OREGON, USA — The holidays can be a triggering time for people dealing with substance abuse.
“Recovery is an action word… You have to show up for your recovery,” Mike Hovey said.
Mike Hovey is a patient care supervisor at Fora Health, a treatment and recovery center.
“The holidays can be challenging even if you're not in recovery, but if you're in recovery or battling that addiction disease -- it's a season of love and giving and when we have that guilt and shame, that is still right here, vibrant in our minds, and separated from our families, from our kids, from Just the wreckage of our decisions of the past.,” Hovey said.”
From stress, isolation, grief, demands of family and high expectations this time of year can put anyone into a tailspin.
“The holidays bring up things for everyone and we're all triggered regardless of whether you're in recovery or struggling with mental health challenges,” author and mental health speaker Mike Veny said. “There are changes to your routine, holiday parties, family drama, and stress and money. Those things really make it difficult to fully enjoy this time of year and it's one of the reasons we're all very stressed out.”
The holiday season also fills the calendar with events surrounding parties, partying and often alcohol.
“I really feel people is a big piece of it is connection and being community and being part of something and when we go to these places, and there's all this drinking and partying it can be challenging,” Hovey said.
According to the CDC, the most dangerous times of the year for drug-and-alcohol-related deaths are December and January.
“It's important to block out time for your mental health, no matter how busy you are,” Veny said. “For people who are grieving or dealing with loss or anger, it's important to acknowledge your feelings, feel your feelings and know that it's okay.”
Remember, it’s okay to not be okay.
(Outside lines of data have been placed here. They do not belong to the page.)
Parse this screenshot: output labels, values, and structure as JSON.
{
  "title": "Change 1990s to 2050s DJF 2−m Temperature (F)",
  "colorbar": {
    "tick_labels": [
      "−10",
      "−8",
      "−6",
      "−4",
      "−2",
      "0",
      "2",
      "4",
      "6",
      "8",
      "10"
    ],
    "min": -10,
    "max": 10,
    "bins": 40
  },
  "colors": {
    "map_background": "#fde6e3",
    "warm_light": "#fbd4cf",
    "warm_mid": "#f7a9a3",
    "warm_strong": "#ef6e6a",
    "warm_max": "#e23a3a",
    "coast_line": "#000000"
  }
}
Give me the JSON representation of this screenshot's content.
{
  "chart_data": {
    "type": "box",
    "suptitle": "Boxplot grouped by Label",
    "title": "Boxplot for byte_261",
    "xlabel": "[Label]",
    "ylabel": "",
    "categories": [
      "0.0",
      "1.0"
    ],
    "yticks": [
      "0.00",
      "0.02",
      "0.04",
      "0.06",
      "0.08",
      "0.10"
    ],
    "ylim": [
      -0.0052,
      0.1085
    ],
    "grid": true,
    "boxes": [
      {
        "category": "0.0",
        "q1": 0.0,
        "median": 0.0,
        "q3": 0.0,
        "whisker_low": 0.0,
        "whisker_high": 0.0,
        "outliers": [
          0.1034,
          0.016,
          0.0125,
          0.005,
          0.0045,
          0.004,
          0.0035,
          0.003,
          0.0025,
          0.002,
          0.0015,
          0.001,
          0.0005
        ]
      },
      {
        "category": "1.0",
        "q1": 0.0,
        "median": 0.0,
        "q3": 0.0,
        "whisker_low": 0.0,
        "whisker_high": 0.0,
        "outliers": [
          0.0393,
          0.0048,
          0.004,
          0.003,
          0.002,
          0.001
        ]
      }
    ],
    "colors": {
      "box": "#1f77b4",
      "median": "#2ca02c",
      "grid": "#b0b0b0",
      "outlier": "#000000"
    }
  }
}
There are steps you can take to stay sober and take care of your mental health this time of year.
- Limit your triggers: recognize your triggers, try to limit them from stress and triggering environments to avoiding certain people or groups.
- Set boundaries: know how you’ll decline alcohol or substances and practice how you’ll respond to questions about your recovery that you might not be ready to answer.
- Event invitations: be intentional about the invitations you accept. It’s okay to say no.
- Create a plan and take it day by day
- Engage in healthy self-care: pick up a new healthy activity. Finding a new healthy outlet may help prevent you from falling back into old patterns.
- Support: find your support system and make time to find a meeting. Reach out to the people in your life who are there to help you through your recovery and find people who can relate to your recovery journey.
If you are in crisis and need someone to talk to right away call the national mental health crisis line at 988.
The Substance Abuse and Mental Health Administration also operates a free helpline. You can call them at 1-800-622-4357.